А Генка меня все подбадривает:
– Ничего, перейму я от него эту науку, сам тебя вылечу, а стишата свои пусть он сам расхлебывает… Плохо только, что он секреты от меня свои лекарские что-то стал утаивать. Так, какую-то ерунду покажет, а насчет главного – темнит.
Через несколько дней пришел, мрачный. Поглядел на часы, которые показывали одно и то же время, вздохнул:
– Тоска. Миша на меня жутху нагоняет.
– Это как?
– Жутха, и всё. И вообще – пошел вразнос. Бедных он уже лечить не хочет – подавай ему богатых, жен и любовниц членов ЦК. Вот как. Но я ему сказал: ты свой дар потеряешь на этих цековских бабах! Ведь как сказано в Писании: даром получили – даром давайте. А он? Но я все равно кое-чему от него научился. У меня сегодня одна пациентка виноград собирала.
– Где, какой виноград?
– Она сидела у меня на кухне – дожидалась, когда он ее примет, а я привел ее в образный виноградник и говорю: поешь хоть винограда, освежись. Она и стала его собирать и в рот себе запихивать, прямо гроздьями совала… Но жутха от Миши так и прет, так и прет…
Миша, встречая меня, все интересуется:
– Как там мои стишата?
– Читаю, перечитываю…
Шов у меня все болит, на анальгин аллергия. Мухи какие-то подозрительные у лица кружатся.
Прошло почти полгода. А Миша все живет у Снегиревых, навеки поселился. Они уже и не знают, куда его сбагрить, куда самим бежать. Он такой гневливый стал, покрикивает на них, угрожает… Просто колдун какой-то. На Татьянином дне рожденья вовсю «расколдовался».

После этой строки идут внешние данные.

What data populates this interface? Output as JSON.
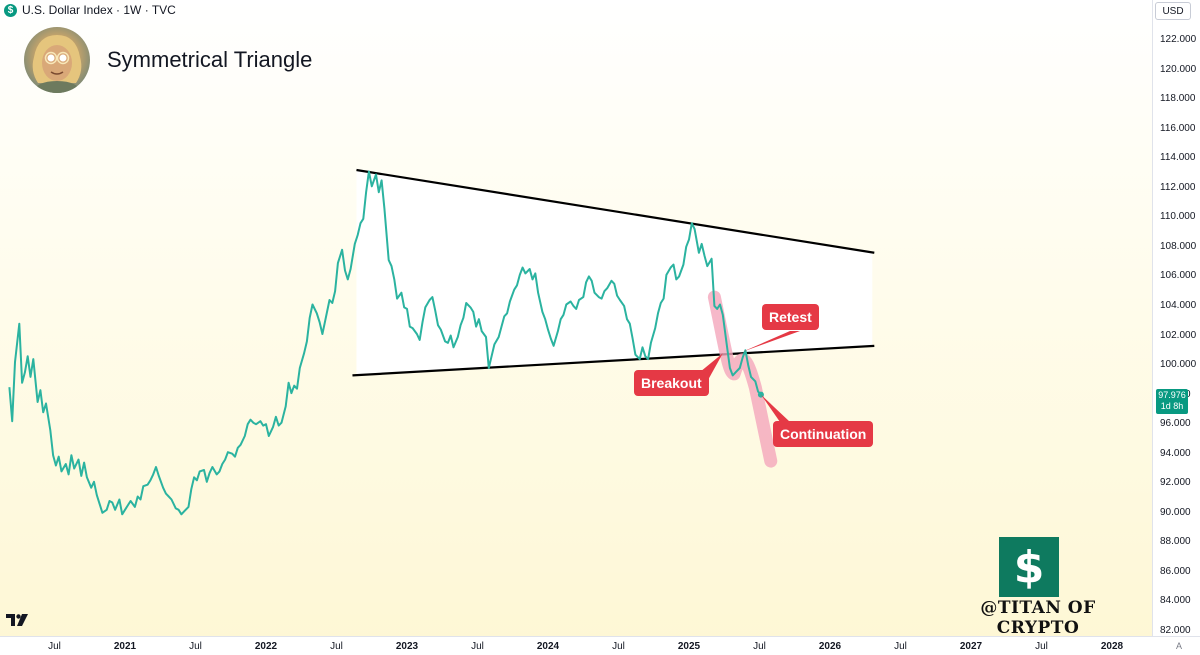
{
  "header": {
    "symbol_icon": "$",
    "symbol_text": "U.S. Dollar Index · 1W · TVC"
  },
  "title": "Symmetrical Triangle",
  "currency": "USD",
  "price_tag": {
    "value": "97.976",
    "time": "1d 8h",
    "color": "#089981"
  },
  "annotations": {
    "retest": "Retest",
    "breakout": "Breakout",
    "continuation": "Continuation"
  },
  "watermark": {
    "icon": "$",
    "text": "@TITAN OF CRYPTO"
  },
  "axis_corner": "A",
  "colors": {
    "line": "#2bb3a0",
    "annotation": "#e53945",
    "highlight": "#f4a6bb",
    "triangle_fill": "#ffffff",
    "triangle_edge": "#000000"
  },
  "chart_data": {
    "type": "line",
    "title": "Symmetrical Triangle",
    "xlabel": "",
    "ylabel": "",
    "xlim": [
      2020.2,
      2028.3
    ],
    "ylim": [
      82,
      123
    ],
    "y_ticks": [
      {
        "value": 122,
        "label": "122.000"
      },
      {
        "value": 120,
        "label": "120.000"
      },
      {
        "value": 118,
        "label": "118.000"
      },
      {
        "value": 116,
        "label": "116.000"
      },
      {
        "value": 114,
        "label": "114.000"
      },
      {
        "value": 112,
        "label": "112.000"
      },
      {
        "value": 110,
        "label": "110.000"
      },
      {
        "value": 108,
        "label": "108.000"
      },
      {
        "value": 106,
        "label": "106.000"
      },
      {
        "value": 104,
        "label": "104.000"
      },
      {
        "value": 102,
        "label": "102.000"
      },
      {
        "value": 100,
        "label": "100.000"
      },
      {
        "value": 98,
        "label": "98.000"
      },
      {
        "value": 96,
        "label": "96.000"
      },
      {
        "value": 94,
        "label": "94.000"
      },
      {
        "value": 92,
        "label": "92.000"
      },
      {
        "value": 90,
        "label": "90.000"
      },
      {
        "value": 88,
        "label": "88.000"
      },
      {
        "value": 86,
        "label": "86.000"
      },
      {
        "value": 84,
        "label": "84.000"
      },
      {
        "value": 82,
        "label": "82.000"
      }
    ],
    "x_ticks": [
      {
        "value": 2020.5,
        "label": "Jul",
        "year": false
      },
      {
        "value": 2021.0,
        "label": "2021",
        "year": true
      },
      {
        "value": 2021.5,
        "label": "Jul",
        "year": false
      },
      {
        "value": 2022.0,
        "label": "2022",
        "year": true
      },
      {
        "value": 2022.5,
        "label": "Jul",
        "year": false
      },
      {
        "value": 2023.0,
        "label": "2023",
        "year": true
      },
      {
        "value": 2023.5,
        "label": "Jul",
        "year": false
      },
      {
        "value": 2024.0,
        "label": "2024",
        "year": true
      },
      {
        "value": 2024.5,
        "label": "Jul",
        "year": false
      },
      {
        "value": 2025.0,
        "label": "2025",
        "year": true
      },
      {
        "value": 2025.5,
        "label": "Jul",
        "year": false
      },
      {
        "value": 2026.0,
        "label": "2026",
        "year": true
      },
      {
        "value": 2026.5,
        "label": "Jul",
        "year": false
      },
      {
        "value": 2027.0,
        "label": "2027",
        "year": true
      },
      {
        "value": 2027.5,
        "label": "Jul",
        "year": false
      },
      {
        "value": 2028.0,
        "label": "2028",
        "year": true
      }
    ],
    "series": [
      {
        "points": [
          [
            2020.18,
            98.5
          ],
          [
            2020.2,
            96.2
          ],
          [
            2020.22,
            100.2
          ],
          [
            2020.25,
            102.8
          ],
          [
            2020.27,
            98.8
          ],
          [
            2020.29,
            99.5
          ],
          [
            2020.31,
            100.6
          ],
          [
            2020.33,
            99.2
          ],
          [
            2020.35,
            100.4
          ],
          [
            2020.38,
            97.5
          ],
          [
            2020.4,
            98.3
          ],
          [
            2020.42,
            96.8
          ],
          [
            2020.44,
            97.4
          ],
          [
            2020.47,
            95.6
          ],
          [
            2020.49,
            93.9
          ],
          [
            2020.51,
            93.2
          ],
          [
            2020.53,
            93.8
          ],
          [
            2020.55,
            92.8
          ],
          [
            2020.58,
            93.3
          ],
          [
            2020.6,
            92.6
          ],
          [
            2020.62,
            93.9
          ],
          [
            2020.64,
            93.0
          ],
          [
            2020.67,
            93.6
          ],
          [
            2020.69,
            92.5
          ],
          [
            2020.71,
            93.4
          ],
          [
            2020.73,
            92.4
          ],
          [
            2020.76,
            91.7
          ],
          [
            2020.78,
            92.1
          ],
          [
            2020.8,
            91.2
          ],
          [
            2020.82,
            90.6
          ],
          [
            2020.84,
            90.0
          ],
          [
            2020.87,
            90.2
          ],
          [
            2020.89,
            90.8
          ],
          [
            2020.91,
            90.7
          ],
          [
            2020.93,
            90.2
          ],
          [
            2020.96,
            90.9
          ],
          [
            2020.98,
            89.9
          ],
          [
            2021.0,
            90.2
          ],
          [
            2021.02,
            90.5
          ],
          [
            2021.04,
            90.8
          ],
          [
            2021.07,
            90.4
          ],
          [
            2021.09,
            91.1
          ],
          [
            2021.11,
            90.9
          ],
          [
            2021.13,
            91.8
          ],
          [
            2021.16,
            91.9
          ],
          [
            2021.18,
            92.2
          ],
          [
            2021.2,
            92.6
          ],
          [
            2021.22,
            93.1
          ],
          [
            2021.24,
            92.5
          ],
          [
            2021.27,
            91.7
          ],
          [
            2021.29,
            91.3
          ],
          [
            2021.31,
            91.1
          ],
          [
            2021.33,
            90.9
          ],
          [
            2021.36,
            90.3
          ],
          [
            2021.38,
            90.2
          ],
          [
            2021.4,
            89.9
          ],
          [
            2021.42,
            90.1
          ],
          [
            2021.45,
            90.4
          ],
          [
            2021.47,
            91.6
          ],
          [
            2021.49,
            92.4
          ],
          [
            2021.51,
            92.2
          ],
          [
            2021.53,
            92.8
          ],
          [
            2021.56,
            92.9
          ],
          [
            2021.58,
            92.1
          ],
          [
            2021.6,
            92.7
          ],
          [
            2021.62,
            93.1
          ],
          [
            2021.65,
            92.6
          ],
          [
            2021.67,
            92.8
          ],
          [
            2021.69,
            93.3
          ],
          [
            2021.71,
            93.6
          ],
          [
            2021.73,
            94.1
          ],
          [
            2021.76,
            94.0
          ],
          [
            2021.78,
            93.8
          ],
          [
            2021.8,
            94.4
          ],
          [
            2021.82,
            94.6
          ],
          [
            2021.85,
            95.2
          ],
          [
            2021.87,
            96.0
          ],
          [
            2021.89,
            96.3
          ],
          [
            2021.91,
            96.1
          ],
          [
            2021.93,
            96.0
          ],
          [
            2021.96,
            96.2
          ],
          [
            2021.98,
            95.9
          ],
          [
            2022.0,
            96.0
          ],
          [
            2022.02,
            95.2
          ],
          [
            2022.05,
            95.8
          ],
          [
            2022.07,
            96.5
          ],
          [
            2022.09,
            95.9
          ],
          [
            2022.11,
            96.1
          ],
          [
            2022.14,
            97.2
          ],
          [
            2022.16,
            98.8
          ],
          [
            2022.18,
            98.1
          ],
          [
            2022.2,
            98.6
          ],
          [
            2022.22,
            98.4
          ],
          [
            2022.24,
            99.8
          ],
          [
            2022.27,
            100.8
          ],
          [
            2022.29,
            101.6
          ],
          [
            2022.31,
            103.2
          ],
          [
            2022.33,
            104.1
          ],
          [
            2022.36,
            103.5
          ],
          [
            2022.38,
            102.9
          ],
          [
            2022.4,
            102.1
          ],
          [
            2022.42,
            103.0
          ],
          [
            2022.45,
            104.4
          ],
          [
            2022.47,
            104.2
          ],
          [
            2022.49,
            105.0
          ],
          [
            2022.51,
            106.9
          ],
          [
            2022.54,
            107.8
          ],
          [
            2022.56,
            106.4
          ],
          [
            2022.58,
            105.8
          ],
          [
            2022.6,
            106.5
          ],
          [
            2022.63,
            108.2
          ],
          [
            2022.65,
            108.8
          ],
          [
            2022.67,
            109.6
          ],
          [
            2022.69,
            109.9
          ],
          [
            2022.71,
            111.7
          ],
          [
            2022.73,
            113.1
          ],
          [
            2022.75,
            112.1
          ],
          [
            2022.78,
            112.9
          ],
          [
            2022.8,
            111.7
          ],
          [
            2022.82,
            112.5
          ],
          [
            2022.84,
            110.6
          ],
          [
            2022.87,
            107.1
          ],
          [
            2022.89,
            106.7
          ],
          [
            2022.91,
            105.8
          ],
          [
            2022.93,
            104.5
          ],
          [
            2022.96,
            104.9
          ],
          [
            2022.98,
            103.9
          ],
          [
            2023.0,
            103.8
          ],
          [
            2023.02,
            102.6
          ],
          [
            2023.04,
            102.5
          ],
          [
            2023.07,
            102.1
          ],
          [
            2023.09,
            101.7
          ],
          [
            2023.11,
            102.9
          ],
          [
            2023.13,
            103.9
          ],
          [
            2023.16,
            104.4
          ],
          [
            2023.18,
            104.6
          ],
          [
            2023.2,
            103.7
          ],
          [
            2023.22,
            102.7
          ],
          [
            2023.24,
            102.4
          ],
          [
            2023.27,
            101.6
          ],
          [
            2023.29,
            101.5
          ],
          [
            2023.31,
            102.0
          ],
          [
            2023.33,
            101.2
          ],
          [
            2023.36,
            101.9
          ],
          [
            2023.38,
            102.7
          ],
          [
            2023.4,
            103.2
          ],
          [
            2023.42,
            104.2
          ],
          [
            2023.45,
            103.9
          ],
          [
            2023.47,
            103.6
          ],
          [
            2023.49,
            102.6
          ],
          [
            2023.51,
            103.1
          ],
          [
            2023.53,
            102.3
          ],
          [
            2023.56,
            101.9
          ],
          [
            2023.58,
            99.8
          ],
          [
            2023.6,
            100.6
          ],
          [
            2023.62,
            101.4
          ],
          [
            2023.65,
            101.9
          ],
          [
            2023.67,
            102.6
          ],
          [
            2023.69,
            103.3
          ],
          [
            2023.71,
            103.5
          ],
          [
            2023.73,
            104.3
          ],
          [
            2023.76,
            105.1
          ],
          [
            2023.78,
            105.4
          ],
          [
            2023.8,
            106.1
          ],
          [
            2023.82,
            106.6
          ],
          [
            2023.84,
            106.2
          ],
          [
            2023.87,
            106.5
          ],
          [
            2023.89,
            105.8
          ],
          [
            2023.91,
            106.2
          ],
          [
            2023.93,
            104.9
          ],
          [
            2023.96,
            103.6
          ],
          [
            2023.98,
            103.1
          ],
          [
            2024.0,
            102.4
          ],
          [
            2024.02,
            101.8
          ],
          [
            2024.04,
            101.3
          ],
          [
            2024.07,
            102.3
          ],
          [
            2024.09,
            103.1
          ],
          [
            2024.11,
            103.4
          ],
          [
            2024.13,
            104.1
          ],
          [
            2024.16,
            104.3
          ],
          [
            2024.18,
            104.0
          ],
          [
            2024.2,
            103.8
          ],
          [
            2024.22,
            104.4
          ],
          [
            2024.25,
            104.6
          ],
          [
            2024.27,
            105.6
          ],
          [
            2024.29,
            106.0
          ],
          [
            2024.31,
            105.7
          ],
          [
            2024.33,
            104.9
          ],
          [
            2024.36,
            104.6
          ],
          [
            2024.38,
            104.5
          ],
          [
            2024.4,
            105.0
          ],
          [
            2024.42,
            105.2
          ],
          [
            2024.45,
            105.7
          ],
          [
            2024.47,
            105.5
          ],
          [
            2024.49,
            104.7
          ],
          [
            2024.51,
            104.4
          ],
          [
            2024.54,
            104.0
          ],
          [
            2024.56,
            103.1
          ],
          [
            2024.58,
            102.8
          ],
          [
            2024.6,
            101.8
          ],
          [
            2024.62,
            100.7
          ],
          [
            2024.65,
            100.4
          ],
          [
            2024.67,
            101.2
          ],
          [
            2024.69,
            100.6
          ],
          [
            2024.71,
            100.4
          ],
          [
            2024.73,
            101.5
          ],
          [
            2024.76,
            102.5
          ],
          [
            2024.78,
            103.5
          ],
          [
            2024.8,
            104.2
          ],
          [
            2024.82,
            104.5
          ],
          [
            2024.84,
            106.1
          ],
          [
            2024.87,
            106.6
          ],
          [
            2024.89,
            106.8
          ],
          [
            2024.91,
            105.8
          ],
          [
            2024.93,
            106.0
          ],
          [
            2024.96,
            106.8
          ],
          [
            2024.98,
            108.0
          ],
          [
            2025.0,
            108.5
          ],
          [
            2025.02,
            109.6
          ],
          [
            2025.04,
            109.2
          ],
          [
            2025.07,
            107.6
          ],
          [
            2025.09,
            108.2
          ],
          [
            2025.11,
            107.4
          ],
          [
            2025.13,
            106.7
          ],
          [
            2025.16,
            107.2
          ],
          [
            2025.18,
            104.0
          ],
          [
            2025.2,
            103.8
          ],
          [
            2025.22,
            104.1
          ],
          [
            2025.24,
            103.4
          ],
          [
            2025.27,
            101.2
          ],
          [
            2025.29,
            99.8
          ],
          [
            2025.31,
            99.3
          ],
          [
            2025.33,
            99.5
          ],
          [
            2025.36,
            99.8
          ],
          [
            2025.38,
            100.5
          ],
          [
            2025.4,
            101.0
          ],
          [
            2025.42,
            100.0
          ],
          [
            2025.44,
            99.2
          ],
          [
            2025.47,
            98.9
          ],
          [
            2025.49,
            98.2
          ],
          [
            2025.51,
            98.0
          ]
        ]
      }
    ],
    "trendlines": [
      {
        "name": "upper",
        "from": [
          2022.67,
          113.2
        ],
        "to": [
          2026.3,
          107.6
        ]
      },
      {
        "name": "lower",
        "from": [
          2022.67,
          99.3
        ],
        "to": [
          2026.3,
          101.3
        ]
      }
    ],
    "last_value": 97.976
  }
}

Гостей много пришло. Все перед ним заискивают – хотят получить вечное выздоровление, боятся – как бы он какую дурную доминанту не заделал.

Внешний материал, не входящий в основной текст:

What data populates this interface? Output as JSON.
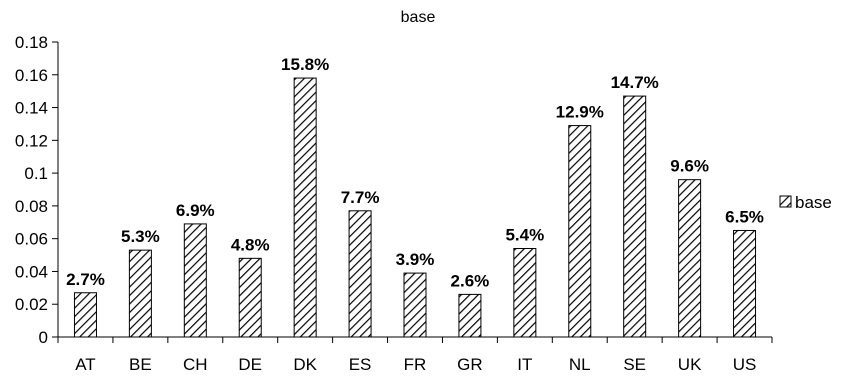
{
  "chart_data": {
    "type": "bar",
    "title": "base",
    "xlabel": "",
    "ylabel": "",
    "categories": [
      "AT",
      "BE",
      "CH",
      "DE",
      "DK",
      "ES",
      "FR",
      "GR",
      "IT",
      "NL",
      "SE",
      "UK",
      "US"
    ],
    "series": [
      {
        "name": "base",
        "values": [
          0.027,
          0.053,
          0.069,
          0.048,
          0.158,
          0.077,
          0.039,
          0.026,
          0.054,
          0.129,
          0.147,
          0.096,
          0.065
        ],
        "data_labels": [
          "2.7%",
          "5.3%",
          "6.9%",
          "4.8%",
          "15.8%",
          "7.7%",
          "3.9%",
          "2.6%",
          "5.4%",
          "12.9%",
          "14.7%",
          "9.6%",
          "6.5%"
        ]
      }
    ],
    "ylim": [
      0,
      0.18
    ],
    "yticks": [
      "0",
      "0.02",
      "0.04",
      "0.06",
      "0.08",
      "0.1",
      "0.12",
      "0.14",
      "0.16",
      "0.18"
    ],
    "grid": false,
    "legend": "right",
    "colors": {
      "bar_fill": "#ffffff",
      "hatch": "#000000",
      "axis": "#000000"
    }
  }
}
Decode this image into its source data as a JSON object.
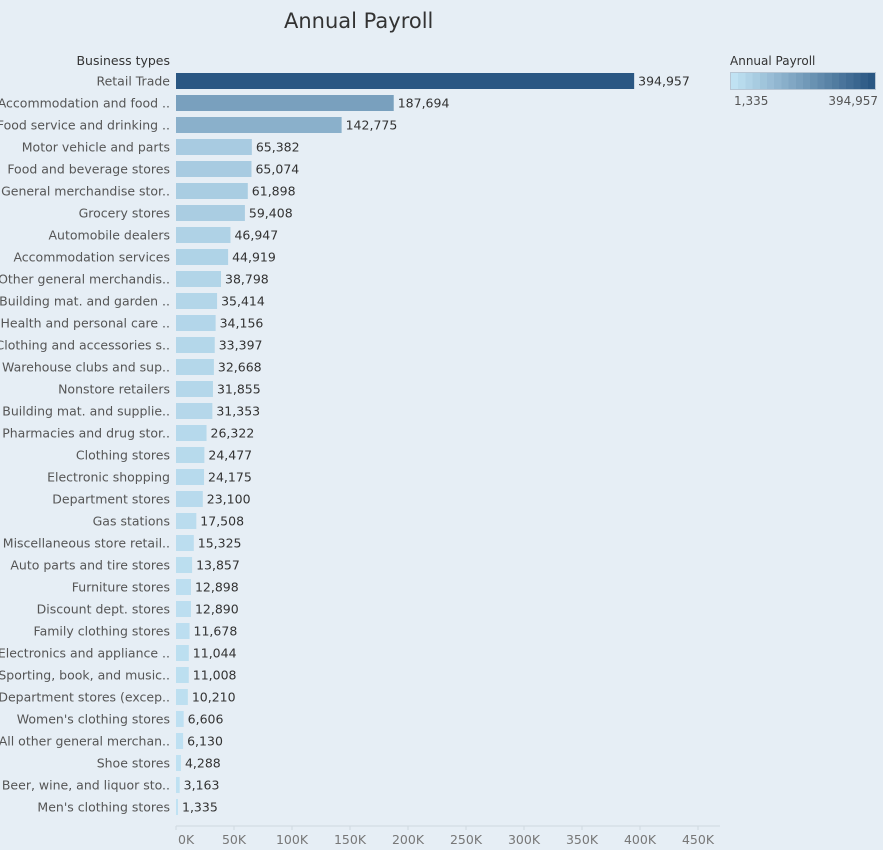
{
  "chart_data": {
    "type": "bar",
    "orientation": "horizontal",
    "title": "Annual Payroll",
    "ylabel": "Business types",
    "xlim": [
      0,
      450000
    ],
    "x_ticks": [
      "0K",
      "50K",
      "100K",
      "150K",
      "200K",
      "250K",
      "300K",
      "350K",
      "400K",
      "450K"
    ],
    "x_tick_values": [
      0,
      50000,
      100000,
      150000,
      200000,
      250000,
      300000,
      350000,
      400000,
      450000
    ],
    "categories": [
      "Retail Trade",
      "Accommodation and food ..",
      "Food service and drinking ..",
      "Motor vehicle and parts",
      "Food and beverage stores",
      "General merchandise stor..",
      "Grocery stores",
      "Automobile dealers",
      "Accommodation services",
      "Other general merchandis..",
      "Building mat. and garden ..",
      "Health and personal care ..",
      "Clothing and accessories s..",
      "Warehouse clubs and sup..",
      "Nonstore retailers",
      "Building mat. and supplie..",
      "Pharmacies and drug stor..",
      "Clothing stores",
      "Electronic shopping",
      "Department stores",
      "Gas stations",
      "Miscellaneous store retail..",
      "Auto parts and tire stores",
      "Furniture stores",
      "Discount dept. stores",
      "Family clothing stores",
      "Electronics and appliance ..",
      "Sporting, book, and music..",
      "Department stores (excep..",
      "Women's clothing stores",
      "All other general merchan..",
      "Shoe stores",
      "Beer, wine, and liquor sto..",
      "Men's clothing stores"
    ],
    "values": [
      394957,
      187694,
      142775,
      65382,
      65074,
      61898,
      59408,
      46947,
      44919,
      38798,
      35414,
      34156,
      33397,
      32668,
      31855,
      31353,
      26322,
      24477,
      24175,
      23100,
      17508,
      15325,
      13857,
      12898,
      12890,
      11678,
      11044,
      11008,
      10210,
      6606,
      6130,
      4288,
      3163,
      1335
    ],
    "value_labels": [
      "394,957",
      "187,694",
      "142,775",
      "65,382",
      "65,074",
      "61,898",
      "59,408",
      "46,947",
      "44,919",
      "38,798",
      "35,414",
      "34,156",
      "33,397",
      "32,668",
      "31,855",
      "31,353",
      "26,322",
      "24,477",
      "24,175",
      "23,100",
      "17,508",
      "15,325",
      "13,857",
      "12,898",
      "12,890",
      "11,678",
      "11,044",
      "11,008",
      "10,210",
      "6,606",
      "6,130",
      "4,288",
      "3,163",
      "1,335"
    ],
    "color_legend": {
      "title": "Annual Payroll",
      "min_label": "1,335",
      "max_label": "394,957",
      "min_value": 1335,
      "max_value": 394957,
      "min_color": "#c0e2f3",
      "max_color": "#2a5783"
    },
    "grid": false,
    "legend_position": "top-right"
  }
}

Муж мой уехал в командировку и был, к счастью, далеко. А я появилась, когда все были сильно подшофе, стол разорен, а Миша ходил по комнате, приговаривая свое:
– Вот такой я человек, вот такой я сибиряк, вот такой я поэт!
Вокруг стола спало несколько гостей. Я думала, они от вина так разомлели, потом оказалось, что это Миша их усыпил. Заметил последнюю бодрствующую за столом даму, усыпил и ее – прямо на моих глазах. Потом обратил взор на меня.
– Я и тебя сейчас загипнотизирую, – воззрился на меня бурятский маг.
– Э, нет, – ответила я весьма легкомысленно и даже игриво, надкусывая пирожное. – Это не так уж просто.
– Загипнотизирую! – Он топнул ногой.
– А я не поддаюсь никакому гипнозу, – возразила я. Откуда-то я знала, что все женщины в моем роду могут противостоять гипнотическому внушению. Сильные, витальные, красивые, взором пронзительные, палец им в рот не клади… Бабушку мою пытались лечить от курения – ничего не вышло. На маму мою не действовало. Тетку мою – тоже не пробрало. И я однажды – совершенно случайно: шел в комнату, попал в другую – вперлась на сеанс к гипнотизерше, даже посидела там немного, так она меня выдворила с позором, да еще кричала с обидой вослед, что я ей «сорвала сеанс».
– А я все равно загипнотизирую, – вдруг разозлился Миша и стал делать в мою сторону какие-то пассы, сопровождая их заунывными заклинаниями.
Тут уже разозлилась я не на шутку: что это за метафизическое насилие, что это за духовная агрессия!
– Все это чушь! – отмахнулась я. – Ничего у вас не выйдет, все вернется вам же на голову!
Он затрясся от ярости и стал с новой силой насылать на меня свои чары, завывая и поводя руками.
– А я не сплю, а я не сплю! Ничего у вас со мной не получится, злой колдун!
И осеклась – вспомнила, как «через леса, через моря колдун несет богатыря»… И ведь то – богатырь, а то – хлипкая я. Екнуло во мне что-то.